Erzählen Sie es Ihren Freunden, wenn Ihnen unsere Wetterprognosen gefallen

 

Nach der Wahrscheinlichkeit müsste sich im August 2011 die Wetterlage stabilisieren, da seit Juni eine wechselhafte Großwetterlage vorherrscht. Diese Großwetterlage könnte sich im Juli nach den neuesten Prognosen sogar noch zu einer Troglage über Mitteleuropa ausweiten. Das Langfristmodell geht in seiner Wetterprognose für den August weiterhin von einen normalen Wetter aus, sowohl bei den Temperaturen, als auch beim Niederschlag. Signifikant für eine stabile Hochdruckwetterlage ist, dass der gesamte skandinavische Raum als zu trocken, z.T. auch deutlich zu trocken gerechnet wird. Damit hat sich zumindest in der Modellrechnung ein Hochdruckgebiet im Norden etabliert und verhindert somit Kaltlufteinbrüche im August. Allerdings zwingt diese Wetterlage die Tiefdruckgebiete auf eine südlichere Bahn - Spanien, südliche Frankreich und nördliche Italien - zu ziehen. Und in der Tat werden diese Gebiete auch als deutlich zu nass und etwas zu kalt gegenüber dem langjährigen Mittel gerechnet.

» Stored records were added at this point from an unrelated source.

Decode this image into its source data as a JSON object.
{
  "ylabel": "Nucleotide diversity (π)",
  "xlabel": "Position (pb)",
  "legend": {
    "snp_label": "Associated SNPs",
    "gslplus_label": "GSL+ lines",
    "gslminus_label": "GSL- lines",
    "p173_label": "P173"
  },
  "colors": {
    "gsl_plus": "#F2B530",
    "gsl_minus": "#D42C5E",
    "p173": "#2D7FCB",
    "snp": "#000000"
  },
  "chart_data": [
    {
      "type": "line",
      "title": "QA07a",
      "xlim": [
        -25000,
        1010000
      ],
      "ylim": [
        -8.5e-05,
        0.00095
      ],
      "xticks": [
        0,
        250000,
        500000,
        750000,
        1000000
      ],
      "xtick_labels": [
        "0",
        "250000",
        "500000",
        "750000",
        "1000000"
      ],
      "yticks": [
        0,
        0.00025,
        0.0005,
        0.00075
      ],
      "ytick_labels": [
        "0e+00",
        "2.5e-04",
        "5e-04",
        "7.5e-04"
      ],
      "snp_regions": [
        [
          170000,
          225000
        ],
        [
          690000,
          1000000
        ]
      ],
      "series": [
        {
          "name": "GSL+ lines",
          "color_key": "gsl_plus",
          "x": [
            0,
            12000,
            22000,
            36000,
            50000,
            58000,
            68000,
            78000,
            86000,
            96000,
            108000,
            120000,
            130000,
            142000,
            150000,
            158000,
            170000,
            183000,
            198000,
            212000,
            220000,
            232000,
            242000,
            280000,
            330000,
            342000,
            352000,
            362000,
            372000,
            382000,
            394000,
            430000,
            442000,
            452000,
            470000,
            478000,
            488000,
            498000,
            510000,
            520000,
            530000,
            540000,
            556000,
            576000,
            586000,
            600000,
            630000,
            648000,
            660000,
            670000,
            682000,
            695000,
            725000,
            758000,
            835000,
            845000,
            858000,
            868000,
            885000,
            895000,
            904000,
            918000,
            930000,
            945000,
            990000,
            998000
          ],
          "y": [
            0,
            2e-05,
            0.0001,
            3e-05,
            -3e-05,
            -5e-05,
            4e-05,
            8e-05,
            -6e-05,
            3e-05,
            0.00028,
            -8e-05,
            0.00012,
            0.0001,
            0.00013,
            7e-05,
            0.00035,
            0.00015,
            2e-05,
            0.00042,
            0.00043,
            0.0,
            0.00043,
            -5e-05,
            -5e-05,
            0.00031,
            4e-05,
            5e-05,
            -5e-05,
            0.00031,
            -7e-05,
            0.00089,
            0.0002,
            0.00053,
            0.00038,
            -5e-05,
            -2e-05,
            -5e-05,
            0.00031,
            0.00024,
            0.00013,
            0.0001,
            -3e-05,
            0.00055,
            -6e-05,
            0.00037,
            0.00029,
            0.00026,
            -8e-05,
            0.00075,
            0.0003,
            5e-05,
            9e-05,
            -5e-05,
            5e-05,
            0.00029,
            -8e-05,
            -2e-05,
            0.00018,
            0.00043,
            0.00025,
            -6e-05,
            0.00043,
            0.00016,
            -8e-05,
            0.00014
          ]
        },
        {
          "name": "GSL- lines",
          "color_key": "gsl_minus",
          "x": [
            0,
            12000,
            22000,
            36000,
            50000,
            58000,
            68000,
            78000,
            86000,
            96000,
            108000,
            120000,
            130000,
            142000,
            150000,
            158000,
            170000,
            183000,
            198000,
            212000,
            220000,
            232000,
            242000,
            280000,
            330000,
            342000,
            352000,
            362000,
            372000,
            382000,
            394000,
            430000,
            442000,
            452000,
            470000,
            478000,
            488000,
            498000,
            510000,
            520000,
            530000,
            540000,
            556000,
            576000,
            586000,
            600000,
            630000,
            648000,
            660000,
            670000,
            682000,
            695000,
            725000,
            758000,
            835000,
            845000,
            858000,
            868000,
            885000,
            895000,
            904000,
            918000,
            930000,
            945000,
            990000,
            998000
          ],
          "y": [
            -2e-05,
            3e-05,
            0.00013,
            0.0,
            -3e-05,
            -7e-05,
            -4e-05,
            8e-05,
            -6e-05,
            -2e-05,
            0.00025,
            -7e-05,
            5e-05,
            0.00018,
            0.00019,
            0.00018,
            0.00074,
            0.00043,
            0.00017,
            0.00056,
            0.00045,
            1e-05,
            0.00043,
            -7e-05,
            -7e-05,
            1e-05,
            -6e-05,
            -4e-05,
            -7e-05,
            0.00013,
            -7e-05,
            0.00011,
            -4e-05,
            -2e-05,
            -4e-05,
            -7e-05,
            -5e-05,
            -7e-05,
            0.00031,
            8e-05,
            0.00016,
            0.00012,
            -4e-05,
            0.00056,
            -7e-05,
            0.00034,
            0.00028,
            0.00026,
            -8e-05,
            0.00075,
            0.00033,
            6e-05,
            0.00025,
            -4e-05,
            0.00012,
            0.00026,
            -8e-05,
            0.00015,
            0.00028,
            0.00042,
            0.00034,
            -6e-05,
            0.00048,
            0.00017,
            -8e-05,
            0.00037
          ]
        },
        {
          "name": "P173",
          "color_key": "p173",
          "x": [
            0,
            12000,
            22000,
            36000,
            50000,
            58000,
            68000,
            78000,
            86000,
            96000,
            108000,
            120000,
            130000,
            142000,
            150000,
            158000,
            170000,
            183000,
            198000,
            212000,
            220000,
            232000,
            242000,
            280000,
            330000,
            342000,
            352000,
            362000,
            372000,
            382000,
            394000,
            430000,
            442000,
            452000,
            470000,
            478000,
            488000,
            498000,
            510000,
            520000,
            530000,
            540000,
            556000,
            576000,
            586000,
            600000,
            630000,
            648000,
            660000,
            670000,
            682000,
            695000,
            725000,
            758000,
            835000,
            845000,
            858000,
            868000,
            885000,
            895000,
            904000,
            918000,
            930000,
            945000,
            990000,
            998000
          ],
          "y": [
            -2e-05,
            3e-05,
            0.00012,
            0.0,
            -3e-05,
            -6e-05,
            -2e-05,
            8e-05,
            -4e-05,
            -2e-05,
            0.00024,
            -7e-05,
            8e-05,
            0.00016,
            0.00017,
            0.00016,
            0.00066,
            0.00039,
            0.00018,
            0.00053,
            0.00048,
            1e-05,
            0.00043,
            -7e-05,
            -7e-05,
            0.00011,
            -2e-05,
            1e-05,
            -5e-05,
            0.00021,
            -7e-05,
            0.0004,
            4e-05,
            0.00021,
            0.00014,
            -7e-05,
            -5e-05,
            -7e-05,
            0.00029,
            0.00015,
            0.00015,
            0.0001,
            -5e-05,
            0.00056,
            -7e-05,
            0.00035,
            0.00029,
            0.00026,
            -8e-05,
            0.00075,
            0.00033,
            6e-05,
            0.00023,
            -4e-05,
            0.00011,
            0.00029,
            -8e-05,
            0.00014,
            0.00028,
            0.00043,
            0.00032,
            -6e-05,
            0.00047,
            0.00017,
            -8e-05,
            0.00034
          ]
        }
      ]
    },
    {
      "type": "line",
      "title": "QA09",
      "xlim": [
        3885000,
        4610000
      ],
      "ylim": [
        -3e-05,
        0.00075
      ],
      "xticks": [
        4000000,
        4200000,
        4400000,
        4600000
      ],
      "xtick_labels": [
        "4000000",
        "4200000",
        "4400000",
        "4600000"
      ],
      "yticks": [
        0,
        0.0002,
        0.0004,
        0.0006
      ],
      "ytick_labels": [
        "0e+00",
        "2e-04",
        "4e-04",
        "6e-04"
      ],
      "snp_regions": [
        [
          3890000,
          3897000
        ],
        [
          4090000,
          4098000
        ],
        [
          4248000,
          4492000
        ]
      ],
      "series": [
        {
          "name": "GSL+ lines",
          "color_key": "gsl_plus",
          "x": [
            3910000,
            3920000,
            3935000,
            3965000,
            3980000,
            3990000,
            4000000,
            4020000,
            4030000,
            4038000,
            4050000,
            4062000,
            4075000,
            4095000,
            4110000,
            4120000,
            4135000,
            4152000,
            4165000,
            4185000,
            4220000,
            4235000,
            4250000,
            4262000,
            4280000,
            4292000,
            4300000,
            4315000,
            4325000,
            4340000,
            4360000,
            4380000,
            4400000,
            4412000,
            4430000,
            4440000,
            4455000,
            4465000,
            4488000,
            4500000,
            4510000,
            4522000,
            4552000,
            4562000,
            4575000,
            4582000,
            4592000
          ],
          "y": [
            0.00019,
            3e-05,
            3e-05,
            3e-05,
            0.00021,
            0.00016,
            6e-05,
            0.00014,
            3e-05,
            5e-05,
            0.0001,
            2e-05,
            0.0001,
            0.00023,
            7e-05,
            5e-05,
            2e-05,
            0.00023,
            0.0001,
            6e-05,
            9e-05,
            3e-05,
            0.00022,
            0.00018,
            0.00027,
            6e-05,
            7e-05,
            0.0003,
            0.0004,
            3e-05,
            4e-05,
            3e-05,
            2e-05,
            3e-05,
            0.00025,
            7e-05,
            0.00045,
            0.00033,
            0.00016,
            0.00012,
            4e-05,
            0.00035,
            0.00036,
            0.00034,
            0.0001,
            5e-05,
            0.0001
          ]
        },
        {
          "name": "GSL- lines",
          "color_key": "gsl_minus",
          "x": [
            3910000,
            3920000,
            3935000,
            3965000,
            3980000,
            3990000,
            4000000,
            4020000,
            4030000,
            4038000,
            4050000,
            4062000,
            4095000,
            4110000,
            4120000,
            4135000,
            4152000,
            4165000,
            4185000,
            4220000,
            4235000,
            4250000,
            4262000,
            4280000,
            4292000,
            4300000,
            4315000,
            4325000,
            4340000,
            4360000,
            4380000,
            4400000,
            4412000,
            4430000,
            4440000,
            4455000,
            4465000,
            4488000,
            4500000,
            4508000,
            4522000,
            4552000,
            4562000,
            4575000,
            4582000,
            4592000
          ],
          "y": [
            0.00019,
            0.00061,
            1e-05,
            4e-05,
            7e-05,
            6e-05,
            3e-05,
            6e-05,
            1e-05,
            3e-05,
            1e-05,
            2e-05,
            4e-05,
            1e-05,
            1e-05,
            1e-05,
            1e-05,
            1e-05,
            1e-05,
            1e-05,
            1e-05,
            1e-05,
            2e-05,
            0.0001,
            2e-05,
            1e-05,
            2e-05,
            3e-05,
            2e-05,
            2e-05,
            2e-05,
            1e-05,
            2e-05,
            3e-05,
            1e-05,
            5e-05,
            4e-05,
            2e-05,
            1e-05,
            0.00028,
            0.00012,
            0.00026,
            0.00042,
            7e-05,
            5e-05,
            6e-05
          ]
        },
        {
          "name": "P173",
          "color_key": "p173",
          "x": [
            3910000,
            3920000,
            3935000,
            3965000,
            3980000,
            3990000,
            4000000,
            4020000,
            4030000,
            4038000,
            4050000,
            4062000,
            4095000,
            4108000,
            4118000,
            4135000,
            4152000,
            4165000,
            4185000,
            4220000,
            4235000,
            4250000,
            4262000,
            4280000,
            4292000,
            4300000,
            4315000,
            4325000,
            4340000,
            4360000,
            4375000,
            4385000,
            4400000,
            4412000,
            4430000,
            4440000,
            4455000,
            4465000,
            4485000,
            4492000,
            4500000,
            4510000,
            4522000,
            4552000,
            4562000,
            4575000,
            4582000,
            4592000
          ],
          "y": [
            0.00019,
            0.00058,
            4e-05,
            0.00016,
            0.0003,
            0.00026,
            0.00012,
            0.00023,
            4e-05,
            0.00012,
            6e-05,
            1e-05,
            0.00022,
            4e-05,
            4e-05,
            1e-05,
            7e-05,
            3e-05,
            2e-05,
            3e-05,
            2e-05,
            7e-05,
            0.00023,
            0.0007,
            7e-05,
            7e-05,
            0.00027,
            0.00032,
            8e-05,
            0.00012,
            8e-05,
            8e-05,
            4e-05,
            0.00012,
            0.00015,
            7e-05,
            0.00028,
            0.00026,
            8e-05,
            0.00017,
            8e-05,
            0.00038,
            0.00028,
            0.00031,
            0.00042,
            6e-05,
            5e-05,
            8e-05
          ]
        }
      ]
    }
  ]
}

Nach den neuesten Wetterprognosen für den August 2011 zeichnet sich ein leicht zu warmer Nordwesten ab. Der Rest von Deutschland verläuft demnach mit normalen Temperaturen gegenüber dem langjährigen Mittel. Beim Niederschlag zeichnet sich für die Gebiete nördlich der Mittelgebirge eine normale Verteilung ab, während die Gebiete südlich davon etwas mehr Niederschlag abbekommen werden. Mit einem Blick auf Europa sieht man die Länder Spanien, südliche Frankreich und das nördliche Italien als deutlich zu nass und einen Tick zu kalt gerechnet. Die Skandinavischen Länder hingegen eher zu trocken und leicht zu warm. Dies könnte erneut ein Hinweis auf ein skandinavisches Hochdruckgebiet sein, dass die Tiefausläufer vom Atlantik her auf eine südlichere Bahn lenkt. Idealtypisch hierfür sind länger anhaltende Niederschläge in den südlichen Alpen.
August - Sommermonat und Ferienzeit. Da soll auch das Wetter mitspielen, vor allem für die Deutschland Urlauber auf den Campingplätzen. Das Langfristmodell geht in seiner heutigen Vorhersage weiterhin von einem normal temperierten August 2011 aus. Die Gebiete nördlich der Mittelgebirge werden sogar als leicht zu trocken gerechnet. betrachtet man Europa, so stellt sieht man, dass die Gebiete Spanien, südliche Frankreich und das nördliche Italien als leicht zu kalt und deutlich zu nass gerechnet werden. England wird zu trocken gerechnet - das deutet auf eine Hochdruckwetterlage bei Skandinavien hin, was die Tiefdruckrinne in den Südwesten von Europa verlagert. Für unser Augustwetter in Deutschland bedeutet solche eine Großwetterkonstellation abwechslungsreiches Wetter im Süden und gemäßigtes, relativ trockenes Wetter im Norden mit einer östlichen Luftströmung.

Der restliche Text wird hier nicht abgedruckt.